Friday 18 January 2008

alice in the cities [d wenders]

1974 seems like a long time ago. We know that's where we are from the opening frames when Rudiger Vogler's bell bottoms hone into view beneath the boardwalk. His character, Phil Winter, dresses like an embodiment of a time which has become the territory of kitsch memorial. There are other hints of the way the world has changed: is that a woman smoking behind the protagonists on the Pan-Am flight from New York to Amsterdam? And the in-car phone used by the policeman on the ferry at the end, a slightly lugubrious plot device in such a free-wheeling film, looks curious and unlikely.

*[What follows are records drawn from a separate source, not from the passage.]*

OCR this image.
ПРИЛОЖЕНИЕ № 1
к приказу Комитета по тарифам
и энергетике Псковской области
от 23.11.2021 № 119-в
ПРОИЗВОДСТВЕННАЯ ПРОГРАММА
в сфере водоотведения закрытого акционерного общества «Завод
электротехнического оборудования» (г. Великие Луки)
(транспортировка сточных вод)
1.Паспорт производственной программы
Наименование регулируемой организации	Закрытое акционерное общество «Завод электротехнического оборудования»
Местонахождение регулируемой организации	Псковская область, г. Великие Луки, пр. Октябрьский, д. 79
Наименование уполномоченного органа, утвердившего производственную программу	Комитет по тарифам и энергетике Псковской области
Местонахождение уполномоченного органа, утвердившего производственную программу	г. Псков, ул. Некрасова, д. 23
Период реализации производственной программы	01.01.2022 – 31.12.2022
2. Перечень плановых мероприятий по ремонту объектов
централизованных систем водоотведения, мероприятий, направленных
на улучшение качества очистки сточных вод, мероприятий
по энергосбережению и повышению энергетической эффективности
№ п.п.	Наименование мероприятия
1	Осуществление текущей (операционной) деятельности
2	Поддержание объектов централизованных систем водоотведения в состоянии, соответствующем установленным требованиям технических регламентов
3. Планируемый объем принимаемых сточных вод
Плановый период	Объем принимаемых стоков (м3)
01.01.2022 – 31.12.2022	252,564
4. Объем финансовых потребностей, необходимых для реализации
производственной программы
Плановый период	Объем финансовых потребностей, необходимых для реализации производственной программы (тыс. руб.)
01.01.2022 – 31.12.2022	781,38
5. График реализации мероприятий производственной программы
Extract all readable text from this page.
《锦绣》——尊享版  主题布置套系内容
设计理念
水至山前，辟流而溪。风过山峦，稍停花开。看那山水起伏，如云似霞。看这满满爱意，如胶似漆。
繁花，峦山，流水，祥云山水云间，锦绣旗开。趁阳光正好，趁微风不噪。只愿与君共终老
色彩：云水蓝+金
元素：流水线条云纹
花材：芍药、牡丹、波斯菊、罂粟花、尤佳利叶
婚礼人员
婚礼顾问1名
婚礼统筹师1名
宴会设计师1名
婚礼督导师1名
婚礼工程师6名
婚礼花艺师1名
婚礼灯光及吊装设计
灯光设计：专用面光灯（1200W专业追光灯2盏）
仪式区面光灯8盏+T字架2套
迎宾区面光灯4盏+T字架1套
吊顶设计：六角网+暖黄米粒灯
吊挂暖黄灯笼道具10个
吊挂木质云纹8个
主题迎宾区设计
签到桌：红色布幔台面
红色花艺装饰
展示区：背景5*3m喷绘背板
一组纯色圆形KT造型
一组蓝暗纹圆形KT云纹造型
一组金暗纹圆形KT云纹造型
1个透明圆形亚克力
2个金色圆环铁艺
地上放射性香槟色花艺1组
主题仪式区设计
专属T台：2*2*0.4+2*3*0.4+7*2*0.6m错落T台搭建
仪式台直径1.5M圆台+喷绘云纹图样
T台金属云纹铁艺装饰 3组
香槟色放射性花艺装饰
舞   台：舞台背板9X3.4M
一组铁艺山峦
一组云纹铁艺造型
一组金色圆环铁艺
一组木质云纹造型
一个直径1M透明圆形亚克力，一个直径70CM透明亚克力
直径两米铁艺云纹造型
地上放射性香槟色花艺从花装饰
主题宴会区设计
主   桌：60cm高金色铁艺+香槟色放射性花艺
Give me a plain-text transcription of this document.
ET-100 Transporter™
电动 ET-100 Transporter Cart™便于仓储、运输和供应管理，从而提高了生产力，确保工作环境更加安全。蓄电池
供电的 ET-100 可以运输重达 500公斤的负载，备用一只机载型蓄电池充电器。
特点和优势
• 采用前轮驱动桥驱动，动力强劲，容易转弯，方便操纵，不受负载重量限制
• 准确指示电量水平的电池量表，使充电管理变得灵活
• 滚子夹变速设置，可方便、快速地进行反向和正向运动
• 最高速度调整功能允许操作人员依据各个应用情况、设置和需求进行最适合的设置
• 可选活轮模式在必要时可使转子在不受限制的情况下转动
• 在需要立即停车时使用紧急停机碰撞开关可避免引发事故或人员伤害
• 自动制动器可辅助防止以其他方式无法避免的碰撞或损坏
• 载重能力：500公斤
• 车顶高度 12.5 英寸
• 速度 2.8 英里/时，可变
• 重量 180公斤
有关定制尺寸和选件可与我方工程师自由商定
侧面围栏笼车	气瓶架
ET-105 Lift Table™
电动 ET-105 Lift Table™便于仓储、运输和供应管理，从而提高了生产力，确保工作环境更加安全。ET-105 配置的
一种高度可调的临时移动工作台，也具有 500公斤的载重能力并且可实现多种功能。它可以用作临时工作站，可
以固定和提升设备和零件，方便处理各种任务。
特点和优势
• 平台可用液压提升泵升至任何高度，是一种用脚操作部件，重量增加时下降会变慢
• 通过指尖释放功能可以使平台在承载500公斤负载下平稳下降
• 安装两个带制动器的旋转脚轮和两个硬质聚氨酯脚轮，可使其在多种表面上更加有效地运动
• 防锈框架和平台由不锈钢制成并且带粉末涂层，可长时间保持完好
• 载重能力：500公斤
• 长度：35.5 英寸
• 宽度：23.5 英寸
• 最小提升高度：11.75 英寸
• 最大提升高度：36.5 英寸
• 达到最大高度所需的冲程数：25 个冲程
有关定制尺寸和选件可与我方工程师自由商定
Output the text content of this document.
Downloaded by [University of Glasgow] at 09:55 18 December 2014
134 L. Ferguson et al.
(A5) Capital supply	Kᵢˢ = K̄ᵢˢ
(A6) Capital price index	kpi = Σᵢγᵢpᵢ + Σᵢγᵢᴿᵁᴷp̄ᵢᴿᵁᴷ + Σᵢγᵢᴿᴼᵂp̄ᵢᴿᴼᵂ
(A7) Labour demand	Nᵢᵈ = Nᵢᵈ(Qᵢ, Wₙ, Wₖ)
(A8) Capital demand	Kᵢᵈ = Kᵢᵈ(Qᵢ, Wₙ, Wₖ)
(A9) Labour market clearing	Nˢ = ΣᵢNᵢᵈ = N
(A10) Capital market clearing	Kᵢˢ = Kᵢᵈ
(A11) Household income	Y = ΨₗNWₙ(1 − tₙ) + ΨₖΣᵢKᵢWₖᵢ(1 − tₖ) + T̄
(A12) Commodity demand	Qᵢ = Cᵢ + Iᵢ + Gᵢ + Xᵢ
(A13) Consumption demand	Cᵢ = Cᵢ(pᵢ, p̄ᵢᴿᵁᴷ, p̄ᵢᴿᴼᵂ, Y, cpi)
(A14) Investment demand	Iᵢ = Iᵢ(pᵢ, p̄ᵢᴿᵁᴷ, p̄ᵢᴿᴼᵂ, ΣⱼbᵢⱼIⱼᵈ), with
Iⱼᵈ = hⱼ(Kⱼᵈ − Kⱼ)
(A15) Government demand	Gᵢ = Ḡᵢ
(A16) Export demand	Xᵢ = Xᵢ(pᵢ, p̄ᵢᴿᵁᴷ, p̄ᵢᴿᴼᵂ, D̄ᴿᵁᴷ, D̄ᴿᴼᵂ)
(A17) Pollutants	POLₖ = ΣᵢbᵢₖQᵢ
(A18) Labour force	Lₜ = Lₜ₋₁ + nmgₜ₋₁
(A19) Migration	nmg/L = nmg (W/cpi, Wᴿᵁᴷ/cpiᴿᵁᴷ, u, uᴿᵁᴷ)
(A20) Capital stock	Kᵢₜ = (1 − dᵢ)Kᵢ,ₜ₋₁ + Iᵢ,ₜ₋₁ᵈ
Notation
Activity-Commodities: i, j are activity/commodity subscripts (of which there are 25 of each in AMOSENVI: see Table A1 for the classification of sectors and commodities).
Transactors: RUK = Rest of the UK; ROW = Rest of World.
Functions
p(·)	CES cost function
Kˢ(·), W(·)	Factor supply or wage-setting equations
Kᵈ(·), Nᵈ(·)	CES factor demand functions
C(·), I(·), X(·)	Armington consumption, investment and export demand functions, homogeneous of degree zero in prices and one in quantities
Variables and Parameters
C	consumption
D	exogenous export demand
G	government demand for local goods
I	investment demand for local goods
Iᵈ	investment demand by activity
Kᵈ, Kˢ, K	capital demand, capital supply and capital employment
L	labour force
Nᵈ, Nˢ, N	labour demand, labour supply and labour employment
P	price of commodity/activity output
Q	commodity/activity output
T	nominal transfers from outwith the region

Phil Winter spends the first twenty minutes of the film drifting around the United States, taking photos. He's supposed to be writing an article, but the 'images' swallow him up, as he explains to his editor. In one of the few scenes of the film inveighed with any tension, he visits an old girlfriend in New York, looking for a bed for the night, and she throws him out, telling him he's only there to tell her his stories, and he's only doing this to prove to himself that they might be real, the same reason he's taken the photos. Edda Kochl's remarkable cameo as the 'friend' opens the door to another movie Wenders chose not to write, perhaps like the article that Winter's writing and of which we only catch a glimpse. The unwritten film would be the one in which the lead character's neurasthenia is explored and revealed. (There are hints in the film that Winter is an alter-ego for Wenders himself, not least when an announcement is made at Amsterdam airport for 'Mr Wenders' - and for a moment we in the audience think this must be for Mr Winter. Winter's name also seems like an obvious pun on a psychological state.)

However, Wenders chooses not to go down this route. Instead he explores the margins of Winter's condition. The film may be called Alice in the Cities, but it is really about Winter's sense of alienation and drift. (When he goes to see a Chuck Berry concert, the song Wenders' chooses to use is - Driving along in my automobile/ No particular place to go...) Alice in some ways offers the loner a sense of selfhood which nothing else in the vastness of America or Europe has done. Much as he might complain about being stuck with her, and although he says, on occasion, exasperated, do you not think I've got better things to do? - It's clear that he doesn't. In a mutable world, Phil needs something to hang on to, and Alice offers him a hook.

In this sense then, perhaps, 1974 is not quite as distant as the bell-bottoms would suggest. Part of the success and cachet of Alice in the Cities may well have been, at the time, the modernity it embodied, the way in which it suggested the path the future would follow. The film opens with a shot of a plane, going we know not where. The shot pans down to reveal Winter on the beach, taking polaroids. The film ends with a sweeping helicopter shot, panning from Phil and Alice up over the Rhine (strangely reminiscent of the closing shot of Into the Wild). Since the film was made, we have entered the era of globalisation, expanding migration, ever-increasing rootlessness. The solid houses of the Ruhrgebeit, an old man informs Phil, are being demolished. In their place will be built flats and smaller houses (the like of which my parents' once lived in in Essen).

Which finally leads us to Alice, who is nine when the film takes place, and would be in her early forties now. In constructing the film's narrative, Wenders decided that Phil needed a foil to his blankness, someone to offer shape to a character he was reluctant to excavate beyond the image. (For the first twenty minutes of the film, the character of Phil barely speaks, mainly reading signs in his pidgeon English. We never learn about Winter's past or why he ended up in America or even what kind of articles the journalist usually writes). Besides the effectiveness of having a charismatic child character fronting his film, the beauty of playing Alice against Phil is that it means Phil never has to explain anything. Rather than exploring the character from the inside, we slowly piece his personality together from the outside. This is shown through the way he interacts with his companion, sometimes affectionate, sometimes irritable, always learning more about himself in the process. And the reason he feels so at home with Alice, the child, is that she has so much in common with him. She too enjoys drifting, feels herself to be rootless, has no particular sense of place. As comfortable in New York as Oberhausen, Alice possesses an aura of world weary modernity, which is as pertinent now as it must have seemed then. She's nine years old and she's already seen it all.

Alice in the Cities is a picaresque movie, of detail and incident. The only thing I could remember from my previous viewing of it, two decades ago, was the modernistic Wuppertal transport system. It is neither gripping nor taught. It's a movie with no particular place to go. Which engenders the paradox that it goes all over the place, going nowhere. When we leave Alice and Phil on the train to Munich, it seems unlikely that this will actually prove to be their final destination. Who knows where they eventually ended up.

1 comment:

timplester.com said...

seeing as how this was filmed
in 1974, i found there to be a surprising lack of wigs on display.